Disney has had a habit to show that every woman needs a man to save her from danger, but not anymore.
“Mulan” was one of the first Disney movies to reveal to the world that a woman doesn’t need a man to save her. Over the years Disney got the hang of it that their viewers needed more independent women to look up to.
Now that “Frozen 2” has come out, the movie itself shows the strength a woman has to find to get the truth while facing danger.
The movie starts with King Agnarr telling a young Elsa and Anna a story of a forest with elemental spirits and the Northuldra people who took advantage of those elements. Then one day the trust between the Arendelle and the Northuldra people was broken and the forest casted a shadow that allowed no one entrance or exit.
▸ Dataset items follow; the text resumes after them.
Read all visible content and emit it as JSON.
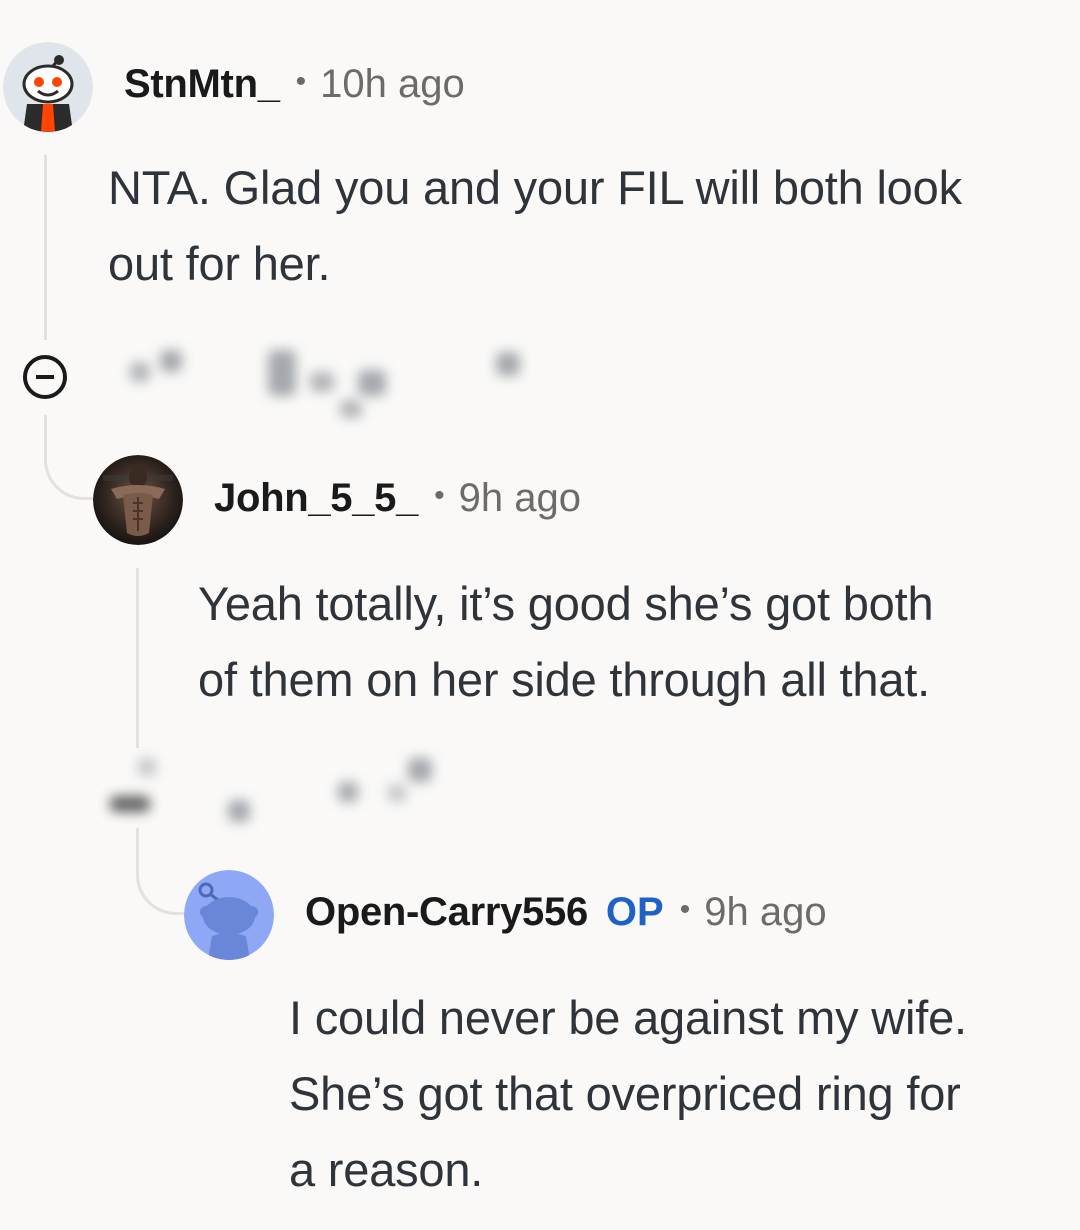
{
  "comments": [
    {
      "username": "StnMtn_",
      "time": "10h ago",
      "body_line1": "NTA. Glad you and your FIL will both look",
      "body_line2": "out for her.",
      "avatar_icon": "snoo-avatar-orange-icon"
    },
    {
      "username": "John_5_5_",
      "time": "9h ago",
      "body_line1": "Yeah totally, it’s good she’s got both",
      "body_line2": "of them on her side through all that.",
      "avatar_icon": "photo-avatar-icon"
    },
    {
      "username": "Open-Carry556",
      "badge": "OP",
      "time": "9h ago",
      "body_line1": "I could never be against my wife.",
      "body_line2": "She’s got that overpriced ring for",
      "body_line3": "a reason.",
      "avatar_icon": "snoo-avatar-blue-icon"
    }
  ],
  "separator": "•",
  "icons": {
    "collapse": "collapse-thread-icon",
    "actions": "blurred-action-icons"
  },
  "colors": {
    "background": "#faf9f8",
    "op_badge": "#1f62c5",
    "thread_line": "#e3e1df"
  }
}
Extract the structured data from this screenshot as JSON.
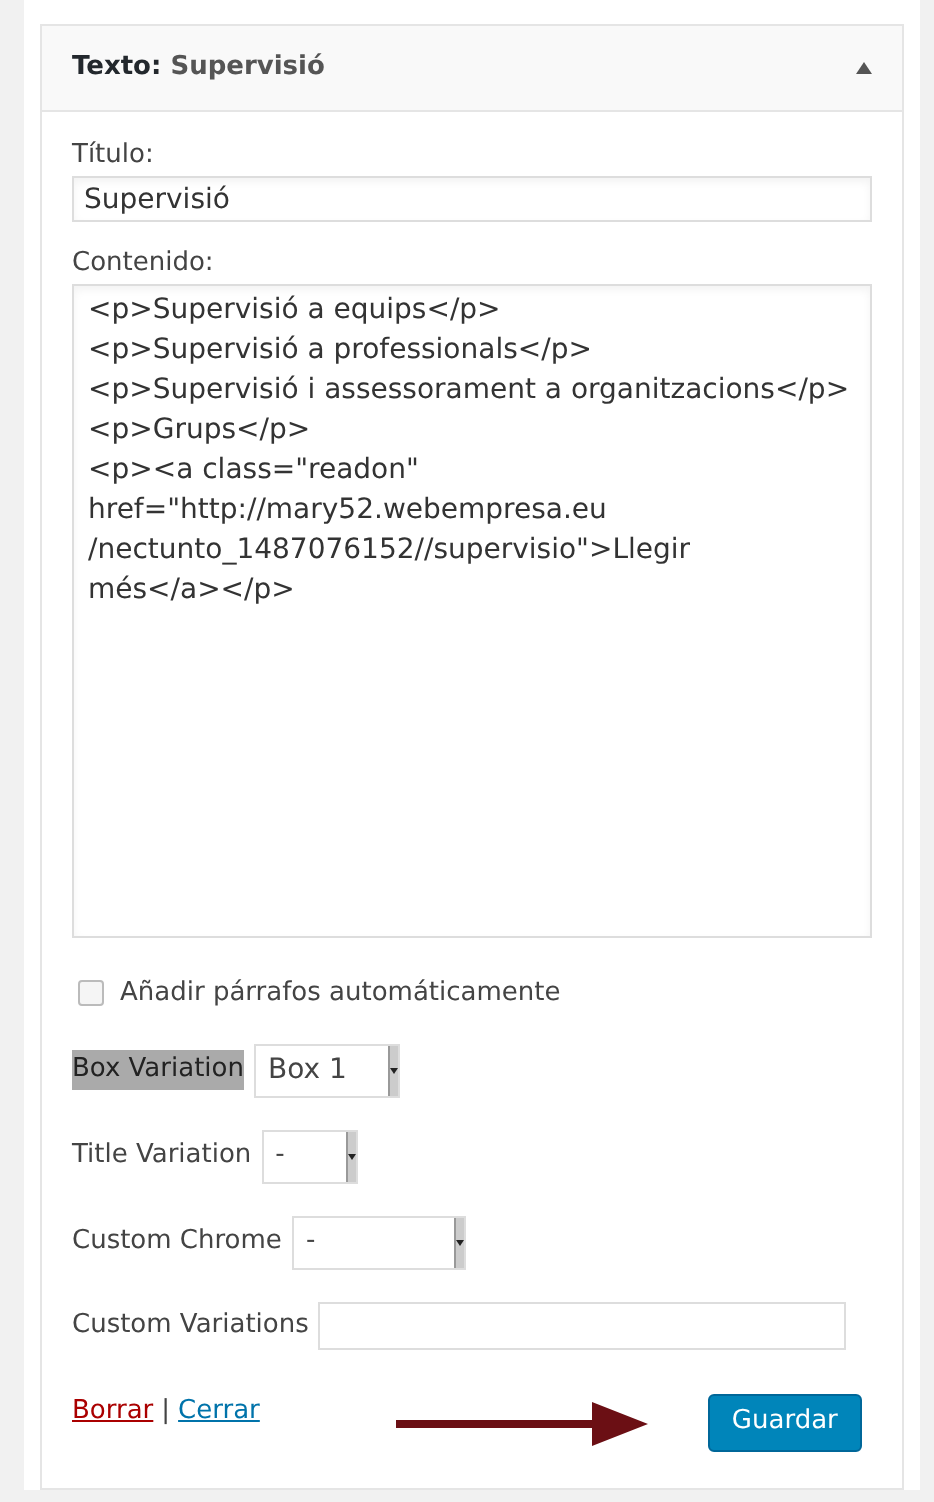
{
  "widget": {
    "type_label": "Texto:",
    "title": "Supervisió",
    "expanded": true
  },
  "fields": {
    "title_label": "Título:",
    "title_value": "Supervisió",
    "content_label": "Contenido:",
    "content_value": "<p>Supervisió a equips</p>\n<p>Supervisió a professionals</p>\n<p>Supervisió i assessorament a organitzacions</p>\n<p>Grups</p>\n<p><a class=\"readon\"\nhref=\"http://mary52.webempresa.eu\n/nectunto_1487076152//supervisio\">Llegir\nmés</a></p>"
  },
  "auto_paragraphs": {
    "label": "Añadir párrafos automáticamente",
    "checked": false
  },
  "options": [
    {
      "kind": "select",
      "label": "Box Variation",
      "value": "Box 1",
      "highlighted": true
    },
    {
      "kind": "select",
      "label": "Title Variation",
      "value": "-",
      "highlighted": false
    },
    {
      "kind": "select",
      "label": "Custom Chrome",
      "value": "-",
      "highlighted": false
    },
    {
      "kind": "text",
      "label": "Custom Variations",
      "highlighted": false
    }
  ],
  "footer": {
    "delete_link": "Borrar",
    "separator": "|",
    "close_link": "Cerrar",
    "save_button": "Guardar"
  }
}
The film then catches up to three years after Queen Elsa had her coronation, where she is enjoying her life as Queen of Arendelle, until an angelic voice only she can hear startles her. As she tries to ignore it, the voice proves too much to bear so she decides to set out on a journey to find the source.
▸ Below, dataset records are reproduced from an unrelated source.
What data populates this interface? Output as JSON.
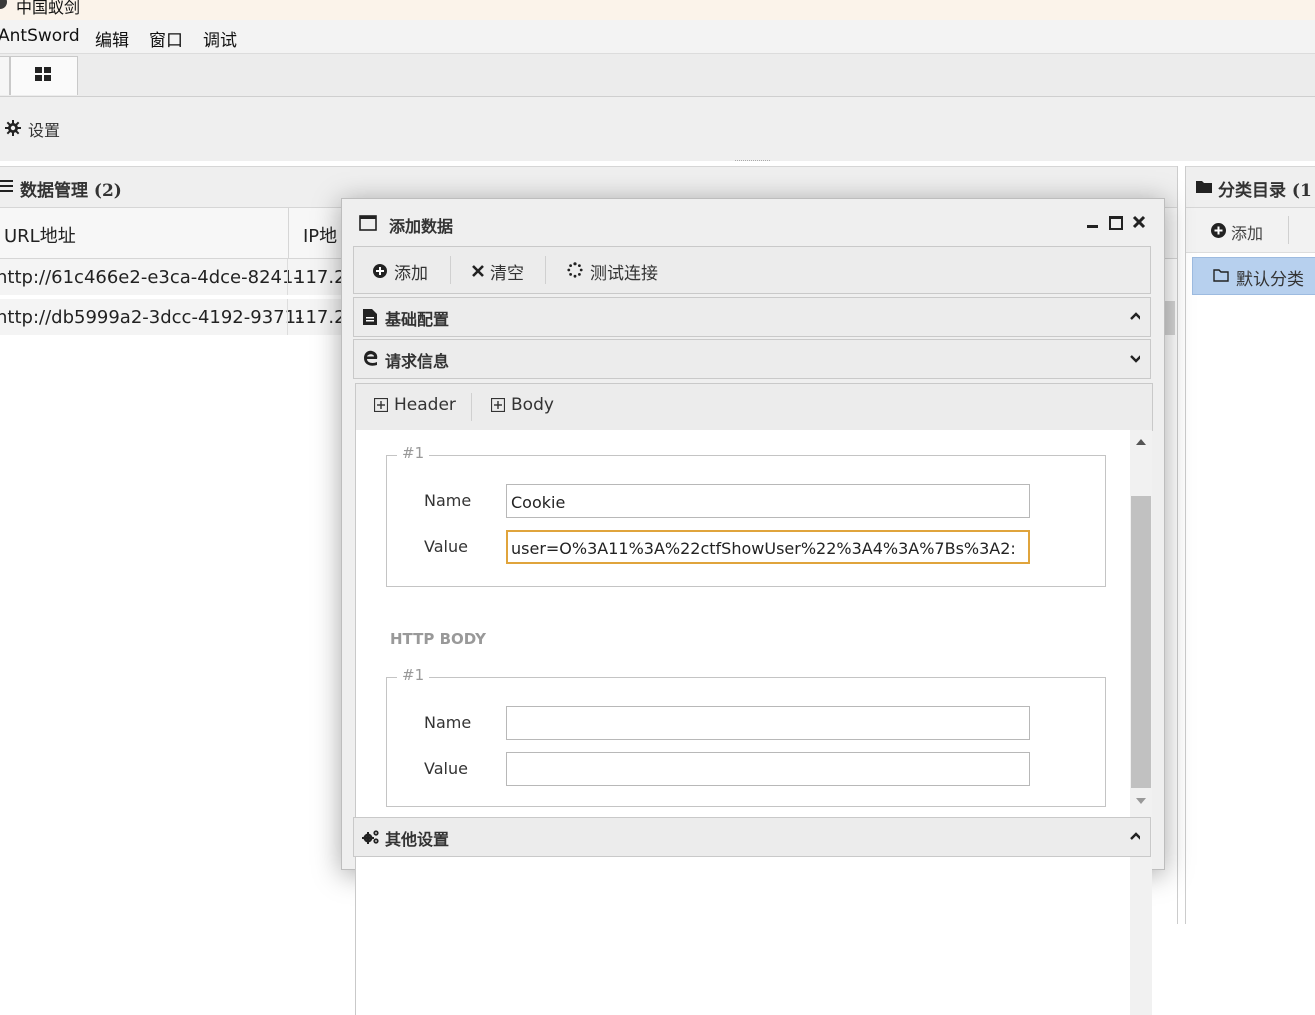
{
  "app": {
    "title": "中国蚁剑"
  },
  "menu": {
    "items": [
      "AntSword",
      "编辑",
      "窗口",
      "调试"
    ]
  },
  "toolbar": {
    "settings_label": "设置"
  },
  "data_panel": {
    "title": "数据管理 (2)",
    "columns": [
      "URL地址",
      "IP地"
    ],
    "rows": [
      {
        "url": "http://61c466e2-e3ca-4dce-8241-",
        "ip": "117.2"
      },
      {
        "url": "http://db5999a2-3dcc-4192-9371-",
        "ip": "117.2"
      }
    ]
  },
  "category_panel": {
    "title": "分类目录 (1",
    "add_label": "添加",
    "items": [
      "默认分类"
    ]
  },
  "dialog": {
    "title": "添加数据",
    "toolbar": {
      "add": "添加",
      "clear": "清空",
      "test": "测试连接"
    },
    "sections": {
      "basic": "基础配置",
      "request": "请求信息",
      "other": "其他设置"
    },
    "subtabs": [
      "Header",
      "Body"
    ],
    "header_group": {
      "legend": "#1",
      "name_label": "Name",
      "value_label": "Value",
      "name_value": "Cookie",
      "value_value": "user=O%3A11%3A%22ctfShowUser%22%3A4%3A%7Bs%3A2:"
    },
    "body_section_title": "HTTP BODY",
    "body_group": {
      "legend": "#1",
      "name_label": "Name",
      "value_label": "Value",
      "name_value": "",
      "value_value": ""
    }
  }
}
Joining Elsa on her adventure is her sister Anna, the friendly snowman Olaf, Anna’s boyfriend Kristoff and his trusted reindeer Sven. After splitting up, Elsa and Anna find their parents ship and the reason for their fateful voyage.
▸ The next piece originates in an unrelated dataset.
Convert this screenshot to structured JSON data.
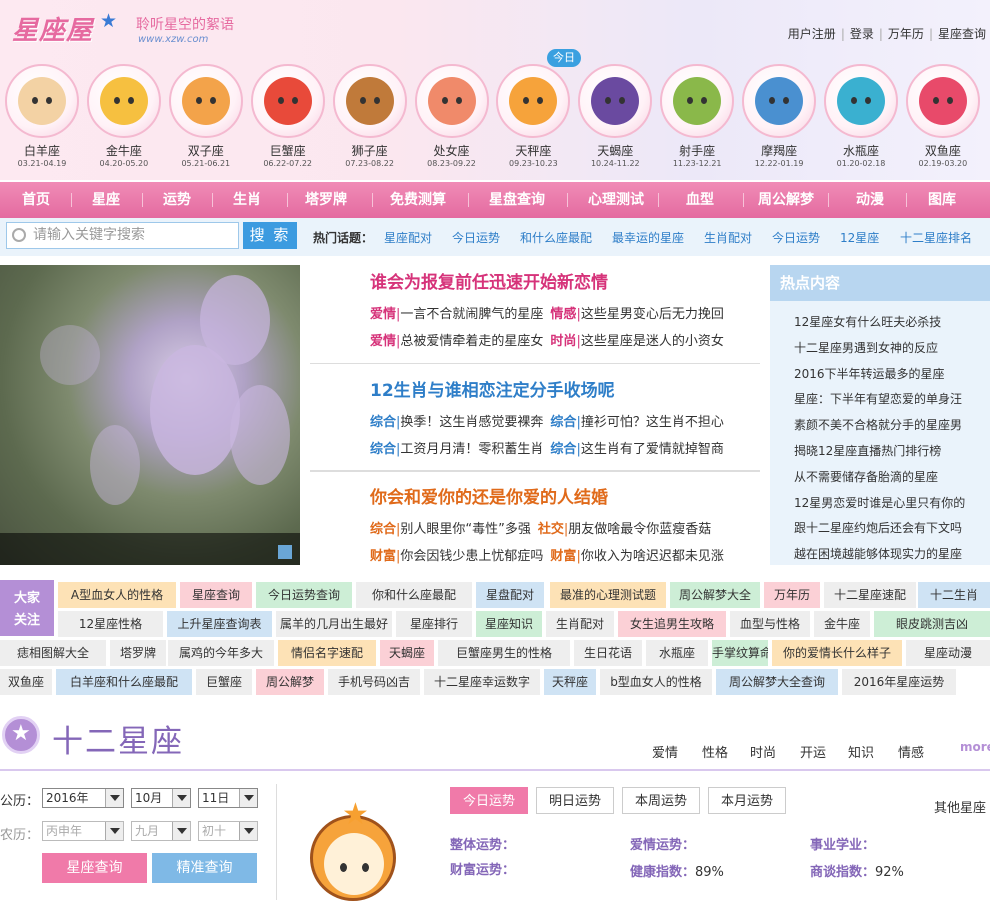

Full of guilt, Elsa goes her own way to find the truth about the trust broken between the Arendelle and Northuldra. After battling one of the elemental spirits, she is then guided to a glacier where she finds the truth. She then sends Anna the truth, who now knows what needs to be done even though it could cost her everything.
“Frozen 2” shows that when you start a journey and you are at your lowest point and feel defeated, to remember the importance of why you started the journey.